The $25,000 exemption is for 501(c)3 organizations.  It's only $5,000
if you are not 501(c)3 but would be eligible to become 501(c)3.  At
least this was my take on it and I don't have the citations.  I've
seen others assert $25,000 even if you're not 501(c)3 but I think this
is in error.  An interesting question is what a non-501(c)3
unincorporated organization is supposed to do if they have over $5000
gross income?  I suppose that they need to pay income tax on it but
what form needs to be filed and what is the venue?

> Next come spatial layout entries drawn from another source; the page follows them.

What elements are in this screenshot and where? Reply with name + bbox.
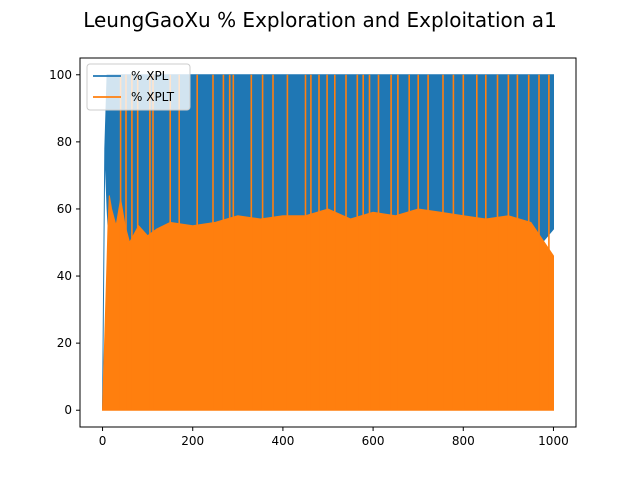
y-tick-label: 20 [57, 336, 72, 350]
x-tick-label: 800 [452, 434, 475, 448]
legend-label: % XPLT [131, 90, 175, 104]
axes-frame [79, 57, 577, 428]
y-axis: 0 20 40 60 80 100 [49, 68, 80, 417]
y-tick-label: 0 [64, 403, 72, 417]
x-axis: 0 200 400 600 800 1000 [99, 427, 569, 448]
plot-area [101, 74, 554, 411]
y-tick-label: 80 [57, 135, 72, 149]
x-tick-label: 0 [99, 434, 107, 448]
x-tick-label: 1000 [538, 434, 569, 448]
legend-label: % XPL [131, 69, 169, 83]
legend: % XPL % XPLT [86, 63, 191, 111]
y-tick-label: 40 [57, 269, 72, 283]
chart-title: LeungGaoXu % Exploration and Exploitatio… [83, 8, 557, 32]
x-tick-label: 600 [362, 434, 385, 448]
x-tick-label: 200 [181, 434, 204, 448]
y-tick-label: 100 [49, 68, 72, 82]
series-band-1 [101, 195, 554, 411]
x-tick-label: 400 [271, 434, 294, 448]
y-tick-label: 60 [57, 202, 72, 216]
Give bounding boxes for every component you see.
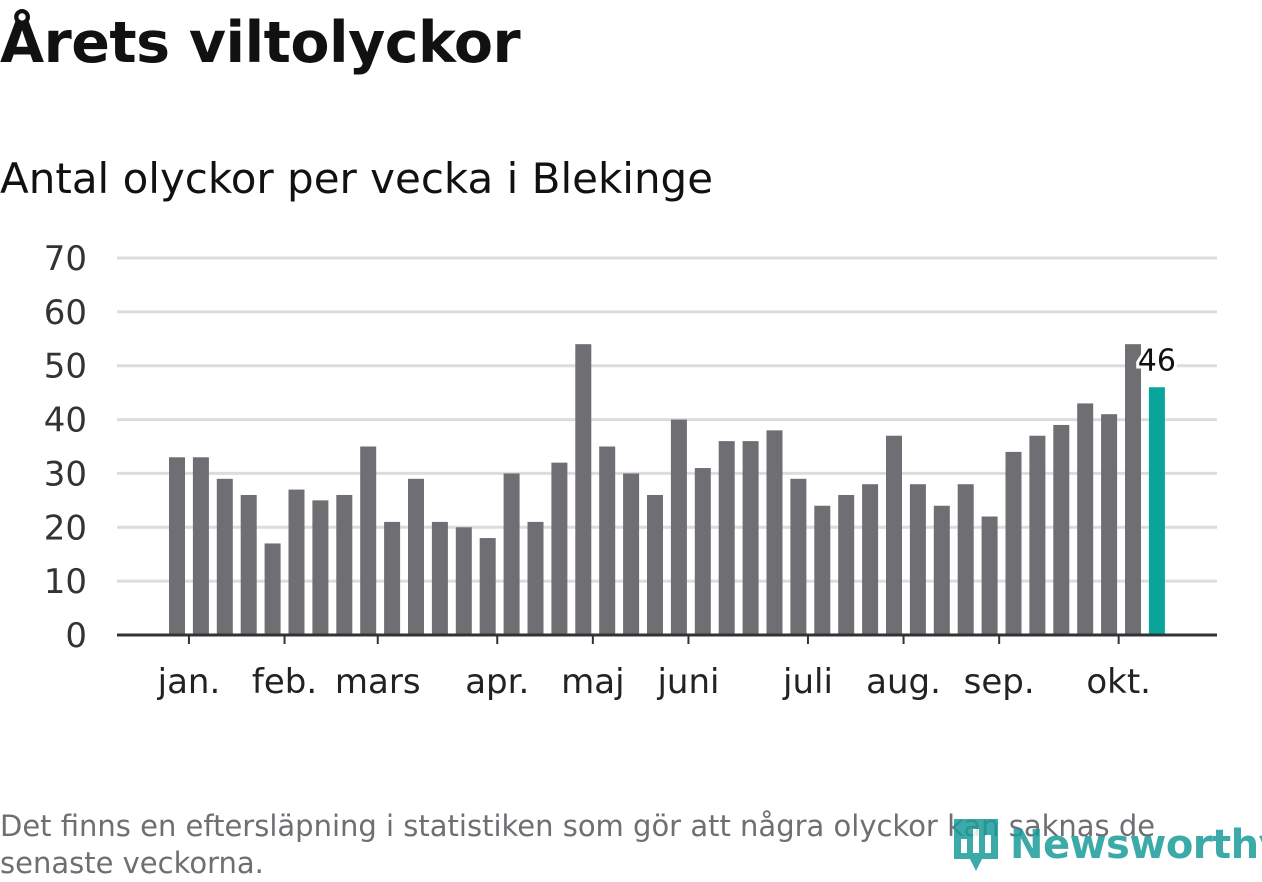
bar xyxy=(216,478,233,635)
bar xyxy=(647,494,663,635)
brand-name: Newsworthy xyxy=(1010,822,1262,868)
bar-highlighted xyxy=(1148,387,1165,635)
bar xyxy=(623,473,640,635)
bar xyxy=(264,543,281,635)
x-tick-label: apr. xyxy=(465,662,529,702)
bar xyxy=(455,527,472,635)
y-tick-label: 70 xyxy=(44,239,87,279)
bar xyxy=(670,419,687,635)
y-tick-label: 30 xyxy=(44,454,87,494)
y-tick-label: 10 xyxy=(44,562,87,602)
bar xyxy=(384,521,401,635)
bar xyxy=(408,478,424,635)
bar xyxy=(957,484,974,635)
bar xyxy=(1077,403,1094,635)
y-tick-label: 20 xyxy=(44,508,87,548)
x-tick-label: aug. xyxy=(866,662,941,702)
chart-title: Årets viltolyckor xyxy=(0,10,521,76)
bar xyxy=(336,494,353,635)
bar-chart-pin-icon xyxy=(954,819,998,871)
x-tick-label: okt. xyxy=(1086,662,1151,702)
bar xyxy=(479,538,496,635)
x-tick-label: feb. xyxy=(252,662,317,702)
bar xyxy=(240,494,257,635)
bar xyxy=(527,521,544,635)
bar xyxy=(742,441,759,635)
x-tick-label: mars xyxy=(335,662,421,702)
bar xyxy=(694,468,711,635)
newsworthy-logo: Newsworthy xyxy=(950,812,1262,878)
x-tick-label: maj xyxy=(561,662,624,702)
y-tick-label: 40 xyxy=(44,401,87,441)
bar xyxy=(933,505,950,635)
bar xyxy=(431,521,448,635)
chart-subtitle: Antal olyckor per vecka i Blekinge xyxy=(0,154,714,203)
x-tick-label: jan. xyxy=(157,662,221,702)
bar xyxy=(718,441,735,635)
y-tick-label: 60 xyxy=(44,293,87,333)
grid-lines xyxy=(117,256,1217,583)
bar xyxy=(599,446,616,635)
bar xyxy=(838,494,855,635)
bar xyxy=(1125,344,1141,635)
bars xyxy=(169,344,1165,635)
bar xyxy=(192,457,209,635)
bar xyxy=(1101,414,1118,635)
bar xyxy=(169,457,185,635)
bar xyxy=(360,446,377,635)
x-tick-label: juni xyxy=(656,662,719,702)
bar xyxy=(862,484,879,635)
bar xyxy=(1029,435,1046,635)
x-axis: jan. feb. mars apr. maj juni juli aug. sep. okt. xyxy=(117,633,1217,702)
bar xyxy=(1005,451,1022,635)
bar xyxy=(575,344,592,635)
bar xyxy=(503,473,520,635)
bar xyxy=(814,505,831,635)
highlight-value-label: 46 xyxy=(1138,343,1176,378)
x-tick-label: sep. xyxy=(964,662,1035,702)
bar xyxy=(551,462,568,635)
y-axis-labels: 0 10 20 30 40 50 60 70 xyxy=(44,239,87,656)
bar xyxy=(766,430,783,635)
bar xyxy=(886,435,902,635)
bar xyxy=(981,516,998,635)
bar xyxy=(1053,424,1070,635)
bar xyxy=(790,478,807,635)
bar xyxy=(288,489,305,635)
bar xyxy=(909,484,926,635)
y-tick-label: 50 xyxy=(44,347,87,387)
annotations: 46 xyxy=(1135,340,1179,381)
y-tick-label: 0 xyxy=(65,616,87,656)
bar xyxy=(312,500,329,635)
x-tick-label: juli xyxy=(782,662,833,702)
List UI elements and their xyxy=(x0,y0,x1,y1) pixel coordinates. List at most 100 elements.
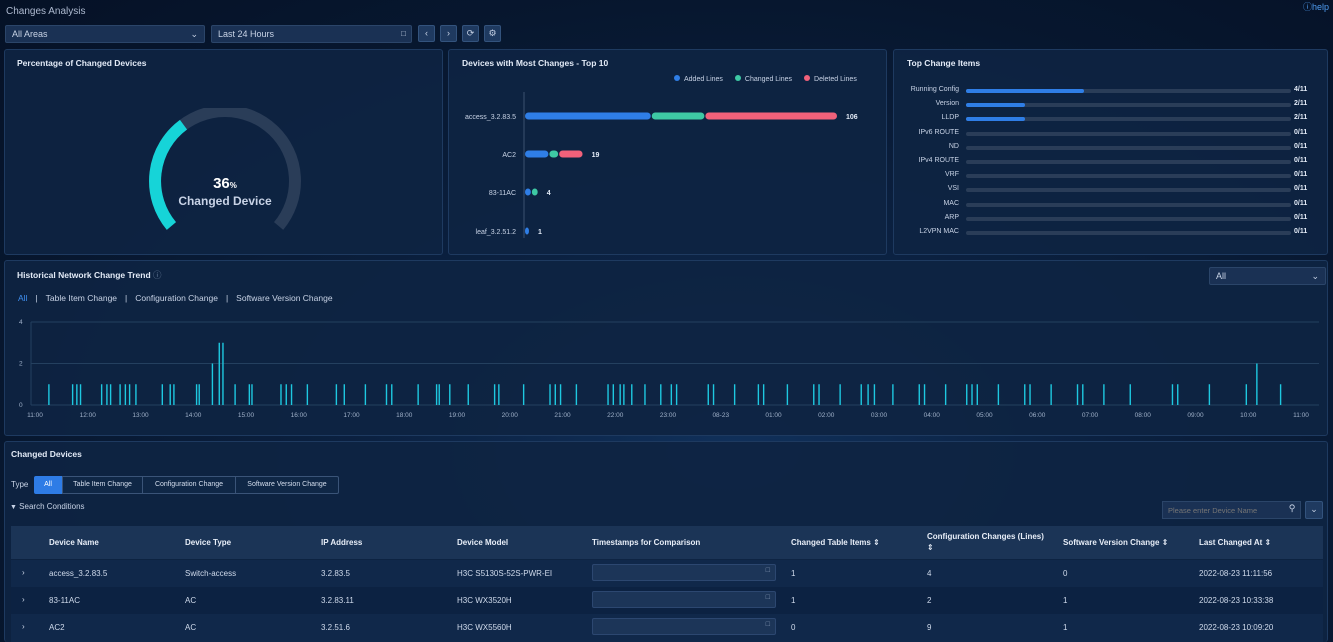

> 2.  Many of the individuals and groups who might consider making
> monetary (and similar) contributions to LDP don't need it to be
> 501(c)(3), for those contributions to be tax-deductible, because they
> are claimable as some other type of expense, e.g., marketing expenses or
> some other business category.
> 
> > A corporation also provides one other benefit - continuity of
> > operations.
> 
> It's a misconception that it even helps.  Groups that don't have their
> acts together aren't necessarily rendered any stronger by incorporation,
> and in fact it adds an extra layer of burdens on the staff, in the form
> of the annual mandatory IRS filings. 

Amen.  I was a member of a mismanaged but incorporated church.  When
key people died, got fired, or resigned under threat of being fired
(including ministers) there was serious loss of continuity.  The
organization even forgot that it partly owned certain parcels of real
property and eventually lost them without even knowing they had lost
them (were it not for me when I later tracked them down from info in
the archives).  Even now almost no one knows this happened since this
info was suppressed.  One parcel turned out to be worth millions.

[snip]
			David Lawyer

Subject: Re: [discuss] LDP can't get non-profit status without incorporating
From: Rick Moen ####@####.####
Date: 3 May 2007 20:33:58 -0000
Message-Id: <20070503203353.GK14422@linuxmafia.com>

Quoting David Lawyer ####@####.####

> Sorry that this message is 2 weeks old, but it's one that got lost.

Not a problem.

> The $25,000 exemption is for 501(c)3 organizations.  It's only $5,000
> if you are not 501(c)3 but would be eligible to become 501(c)3.  At
> least this was my take on it and I don't have the citations.

That's not correct.  Here's a FAQ on the subject by the GuideStar
people, who are a useful information resource for non-profits:
http://www.guidestar.org/news/features/990_myths.jsp

> An interesting question is what a non-501(c)3 unincorporated
> organization is supposed to do if they have over $5000 gross income?

File a form 990 return, and pay income tax if any is owed.